Reznikov assured that the Ukrainian leadership remains in Kyiv despite the Russian onslaught, declaring: ‘No surrender! Only victory!’

YouTube and Facebook have banned Russian state-owned media outlets RT and Sputnik’s channels across Europe, after Facebook and Twitter announced over the weekend that it had blocked a set of pro-Russian fake accounts and hacked profiles sharing anti-Ukrainian messages on social media.

The EU has also introduced a ban on RT and Sputnik’s channels, and levied targeted sanctions against key individuals thought to be involved in Russia’s propaganda machine, including editor-in-chief of RT and Rossiya Segodnya Margarita Simonyan.

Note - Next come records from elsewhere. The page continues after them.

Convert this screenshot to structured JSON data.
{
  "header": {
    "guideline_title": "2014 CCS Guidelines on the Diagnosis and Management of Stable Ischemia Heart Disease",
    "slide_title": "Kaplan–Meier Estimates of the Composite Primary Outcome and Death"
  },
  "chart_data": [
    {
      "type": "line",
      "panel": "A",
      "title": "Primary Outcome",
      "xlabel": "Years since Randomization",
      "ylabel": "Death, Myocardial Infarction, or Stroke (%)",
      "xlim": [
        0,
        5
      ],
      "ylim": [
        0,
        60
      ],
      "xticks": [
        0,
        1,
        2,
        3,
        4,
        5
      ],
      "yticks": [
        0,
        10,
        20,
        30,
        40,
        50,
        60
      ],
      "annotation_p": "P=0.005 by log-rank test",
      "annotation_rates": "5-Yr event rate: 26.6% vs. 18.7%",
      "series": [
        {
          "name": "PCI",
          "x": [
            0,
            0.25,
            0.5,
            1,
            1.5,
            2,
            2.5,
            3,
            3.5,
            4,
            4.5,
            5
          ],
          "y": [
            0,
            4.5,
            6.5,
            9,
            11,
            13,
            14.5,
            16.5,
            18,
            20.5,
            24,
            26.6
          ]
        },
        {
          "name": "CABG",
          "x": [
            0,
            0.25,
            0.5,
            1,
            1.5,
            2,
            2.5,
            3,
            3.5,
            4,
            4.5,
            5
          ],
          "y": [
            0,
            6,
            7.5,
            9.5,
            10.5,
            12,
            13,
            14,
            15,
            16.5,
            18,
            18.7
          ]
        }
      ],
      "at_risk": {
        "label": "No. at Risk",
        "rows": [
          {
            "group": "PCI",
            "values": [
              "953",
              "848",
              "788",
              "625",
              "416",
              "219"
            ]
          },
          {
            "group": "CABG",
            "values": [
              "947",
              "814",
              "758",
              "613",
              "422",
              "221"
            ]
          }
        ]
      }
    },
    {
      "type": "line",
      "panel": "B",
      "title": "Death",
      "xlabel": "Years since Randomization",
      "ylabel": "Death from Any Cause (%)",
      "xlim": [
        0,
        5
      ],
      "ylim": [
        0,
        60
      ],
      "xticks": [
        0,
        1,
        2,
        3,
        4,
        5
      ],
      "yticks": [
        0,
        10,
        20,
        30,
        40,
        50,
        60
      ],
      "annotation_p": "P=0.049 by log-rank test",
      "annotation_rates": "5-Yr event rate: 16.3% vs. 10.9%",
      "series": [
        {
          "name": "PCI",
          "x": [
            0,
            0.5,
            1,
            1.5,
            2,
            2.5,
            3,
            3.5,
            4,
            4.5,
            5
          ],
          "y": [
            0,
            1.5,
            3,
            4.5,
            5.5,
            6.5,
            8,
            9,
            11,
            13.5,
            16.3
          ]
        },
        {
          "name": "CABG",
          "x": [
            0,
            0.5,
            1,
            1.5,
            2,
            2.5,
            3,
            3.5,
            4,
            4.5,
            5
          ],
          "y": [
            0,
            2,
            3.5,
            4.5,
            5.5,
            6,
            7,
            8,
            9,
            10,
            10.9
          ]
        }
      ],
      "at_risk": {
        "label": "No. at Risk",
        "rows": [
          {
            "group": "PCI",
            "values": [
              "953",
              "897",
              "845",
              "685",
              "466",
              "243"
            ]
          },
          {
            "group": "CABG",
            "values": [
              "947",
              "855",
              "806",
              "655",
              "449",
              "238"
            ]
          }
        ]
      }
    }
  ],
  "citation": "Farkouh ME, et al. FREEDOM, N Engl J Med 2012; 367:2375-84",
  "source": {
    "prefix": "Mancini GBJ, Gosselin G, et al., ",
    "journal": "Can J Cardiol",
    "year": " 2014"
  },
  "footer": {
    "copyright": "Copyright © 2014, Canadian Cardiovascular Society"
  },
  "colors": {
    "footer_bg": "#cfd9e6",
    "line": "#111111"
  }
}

Meanwhile, Russia’s state communications regulator Roskomnadzor hit out at social media giant Meta – parent company of Facebook and Instagram – and Twitter for being complicit in spreading what it said were fake posts about what it described as Russia’s ‘special operation’ in Ukraine.

Russia has also announced it will limit access to the BBC website. 

Access to websites of the BBC, the independent news website Meduza, German broadcaster Deutsche Welle, and the Russian-language website of the US-funded Radio Free Europe/Radio Liberty, Svoboda, were ‘limited’ by Roskomnadzor following a request from prosecutors.